"İçtihat Metni"
MAHKEMESİ : ... Bölge Adliye Mahkemesi 9. Hukuk Dairesi
SAYISI : 2023/3172 E., 2023/1904 K.
İLK DERECE MAHKEMESİ : ... (...) 1. Asliye Hukuk Mahkemesi
SAYISI : 2022/216 E., 2023/478 K.
Taraflar arasındaki alacak davasından dolayı yapılan yargılama sonunda, İlk Derece Mahkemesince davanın usulden reddine karar verilmiştir.
Kararın davacı vekilli tarafından istinaf edilmesi üzerine, Bölge Adliye Mahkemesince davacı vekilinin istinaf başvurusunun esastan reddine karar verilmiştir.
Bölge Adliye Mahkemesi kararı davacı vekili tarafından temyiz edilmekle; yapılan ön inceleme sonucunda gereği düşünüldü:
Miktar veya değeri kesinlik sınırını geçmeyen davalara ilişkin nihai kararlar, 6100 ... Hukuk Muhakemeleri Kanunu'nun 362 nci maddesi uyarınca temyiz edilemez. Temyize konu edilen miktarın kesinlik sınırının altında kalması hâlinde anılan Kanun’un 366 ncı maddesi atfıyla aynı Kanun’un 352 nci maddesinin birinci fıkrasının (b) bendi uyarınca temyiz dilekçesinin reddine karar vermek gerekir.
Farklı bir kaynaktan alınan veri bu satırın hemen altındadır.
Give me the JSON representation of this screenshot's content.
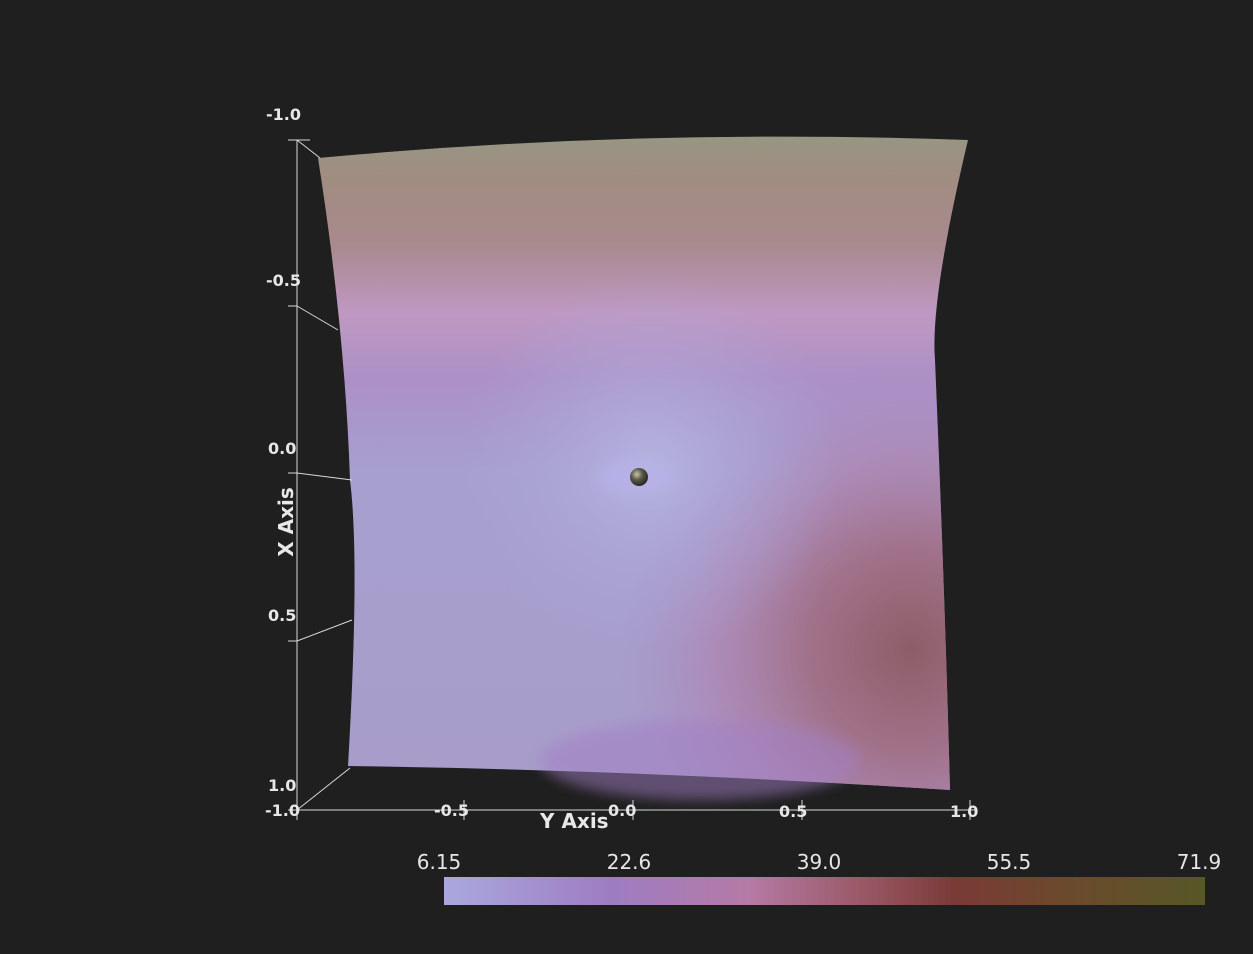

Dosya içeriğine göre; iddia edilen ücret ve çalışma süresi ile talep edilen alacaklar dikkate alındığında reddedilen ve temyize konu edilen miktar, Bölge Adliye Mahkemesinin karar tarihi itibarıyla kesinlik sınırı olan 238.370,00 TL’nin altında kalmaktadır.
KARAR
Açıklanan sebeple;
Davacı vekilinin temyiz dilekçesinin miktardan REDDİNE,
Peşin alınan temyiz harcının istek hâlinde ilgiliye iadesine,
Dosyanın İlk Derece Mahkemesine, kararın bir örneğinin Bölge Adliye Mahkemesine gönderilmesine,
21.03.2024 tarihinde oy çokluğuyla karar verildi.
K A R Ş I O Y
Somut uyuşmazlıkta açılan dava İlk Derece Mahkemesince dava şartı yokluğu (yargı yolunun caiz olmaması) gerekçe gösterilerek esası incelenmeden usulden reddedilmiş, davacının istinaf talebi sonrasında da Bölge Adliye Mahkemesi tarafından başvurunun esastan reddine karar verilmiştir. İlk Derece Mahkemesinin ret kararı usule ilişkin olduğu için bu aşamada reddedilen bir miktardan söz etmek mümkün değildir. Hâl böyle olunca kararın miktar bakımından kesinliğinden söz etmek de mümkün değildir. Açıklanan nedenle yargı yolunun caiz olmadığı yönündeki saptamanın doğruluğunun irdelenmesi, bir başka ifadeyle bu aşamada uyuşmazlığa bakma görevinin adli yargıya mı yoksa idari yargıya mı ait olduğuyla sınırlı inceleme yapılması gerektiği şeklindeki kanaatim nedeniyle, sayın çoğunluğun kararın miktar bakımından temyiz edilemez kararlardan olduğu şeklindeki görüşüne katılmıyorum.